Sociocultural factors play a role not only in eliciting body dissatisfaction, but also in the development of eating disorders [6, 30,31,32], which may follow from persistent dissatisfaction with one’s looks, a critical evaluation of one’s appearance, and vulnerability to external influence (e.g., the mass media). Therefore, these factors should be examined in terms of their predictive value for ARS.
Body dissatisfaction as a determinant of ARS
Body image may be defined as an internalized belief about one’s appearance [33], including convictions about how one is perceived by others and the associated emotions (cf. [34]). The cognitive dimension of body image consists of individuals’ thoughts, beliefs, and cognitive patterns about their appearance. A negative perception may imply a lack of acceptance leading to adverse emotional states, excessive weight control, a tendency for perfectionism, and internalization of attractiveness standards [4, 5, 35, 36]. The cognitive sources of distorted body image are also investigated by neuroscience. Its affective element may be associated with changes in the prefrontal cortex, insula, and amygdala, with the perception component being linked to changes in the parietal lobe (cf. [37]).
Body dissatisfaction and negative emotional states often result from comparisons with the ideal [38,39,40] that is frequently and conspicuously presented in the mass media [41, 42]. Abnormal body image perceptions may be also attributable to depressive symptoms or major depression [43]. Rzeszutek and Schier [43] reported that young adults with depressive symptoms tended to be more critical of their bodies. Body dissatisfaction may result from discrepancies between real perceptions of one’s body and of the body presented in the media and entails a higher risk of eating disorders [39]. Hagman et al. [44] showed that patients with anorexia nervosa (AN) had a higher level of body dissatisfaction than healthy women and overestimated their body size more.

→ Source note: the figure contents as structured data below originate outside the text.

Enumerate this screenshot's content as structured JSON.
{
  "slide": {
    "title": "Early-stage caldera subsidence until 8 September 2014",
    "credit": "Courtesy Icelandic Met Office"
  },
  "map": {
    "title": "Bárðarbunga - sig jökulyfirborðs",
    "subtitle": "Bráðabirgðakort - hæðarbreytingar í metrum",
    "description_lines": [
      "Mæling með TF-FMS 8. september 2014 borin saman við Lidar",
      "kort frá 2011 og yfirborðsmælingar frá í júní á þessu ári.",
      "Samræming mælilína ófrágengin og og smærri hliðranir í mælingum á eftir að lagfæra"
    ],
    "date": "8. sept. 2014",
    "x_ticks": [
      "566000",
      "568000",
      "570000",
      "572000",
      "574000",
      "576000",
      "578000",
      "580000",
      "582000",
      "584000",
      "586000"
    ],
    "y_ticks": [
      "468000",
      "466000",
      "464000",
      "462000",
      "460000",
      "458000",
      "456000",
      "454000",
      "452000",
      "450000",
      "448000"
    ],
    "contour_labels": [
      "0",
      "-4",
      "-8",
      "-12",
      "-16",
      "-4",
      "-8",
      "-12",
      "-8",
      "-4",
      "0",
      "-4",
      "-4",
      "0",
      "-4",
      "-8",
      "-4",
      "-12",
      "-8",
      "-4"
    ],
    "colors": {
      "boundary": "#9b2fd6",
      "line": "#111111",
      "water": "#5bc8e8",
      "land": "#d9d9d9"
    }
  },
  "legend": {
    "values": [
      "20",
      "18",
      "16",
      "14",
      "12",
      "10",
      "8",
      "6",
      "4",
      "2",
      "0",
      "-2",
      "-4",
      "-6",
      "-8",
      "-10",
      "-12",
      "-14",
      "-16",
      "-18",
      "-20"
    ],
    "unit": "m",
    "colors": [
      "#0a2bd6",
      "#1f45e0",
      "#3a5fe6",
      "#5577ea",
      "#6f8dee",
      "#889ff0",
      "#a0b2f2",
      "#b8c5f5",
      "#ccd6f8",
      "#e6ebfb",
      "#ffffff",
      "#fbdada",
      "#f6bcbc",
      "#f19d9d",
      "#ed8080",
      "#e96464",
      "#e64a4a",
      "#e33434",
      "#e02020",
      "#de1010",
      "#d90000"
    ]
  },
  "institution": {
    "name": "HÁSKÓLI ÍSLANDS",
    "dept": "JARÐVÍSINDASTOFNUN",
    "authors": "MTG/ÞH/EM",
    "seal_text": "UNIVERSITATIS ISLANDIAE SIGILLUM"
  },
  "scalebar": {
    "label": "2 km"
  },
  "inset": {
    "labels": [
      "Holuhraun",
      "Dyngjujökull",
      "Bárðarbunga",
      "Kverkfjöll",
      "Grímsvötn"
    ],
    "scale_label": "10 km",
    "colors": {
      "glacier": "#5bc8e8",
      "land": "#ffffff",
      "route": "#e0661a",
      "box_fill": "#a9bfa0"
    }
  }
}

Therefore, if body dissatisfaction is associated with the risk of developing eating disorders, it seems reasonable to explore its role in predicting ARS.
Present study
The present study explored possible determinants of ARS among the variables described above, identified in the literature as the most important predictors of ARS. One can expect that (a) personality traits and especially neuroticism (cf. [18]), (b) sociocultural factors, and especially internalization and pressure (cf. [3]), and (c) body dissatisfaction (cf. [2]) are positively related to ARS. Moreover, a question has been asked which of these variables will significantly increase the prediction of ARS. According to the Five-Factor Theory, in the first step personality traits (basic tendencies) were included in the analysis and in the next steps sociocultural factors and body dissatisfaction (characteristic adaptations) were added [45].
Considering that the image of the human body in the mass media, which has major implications for the way women perceive their own bodies [41, 42, 46], and numerous findings pointing to the significant role of neuroticism in body image perception, hierarchical multiple regression analysis was conducted to find out whether the aforementioned categories of variables can be used to predict ARS.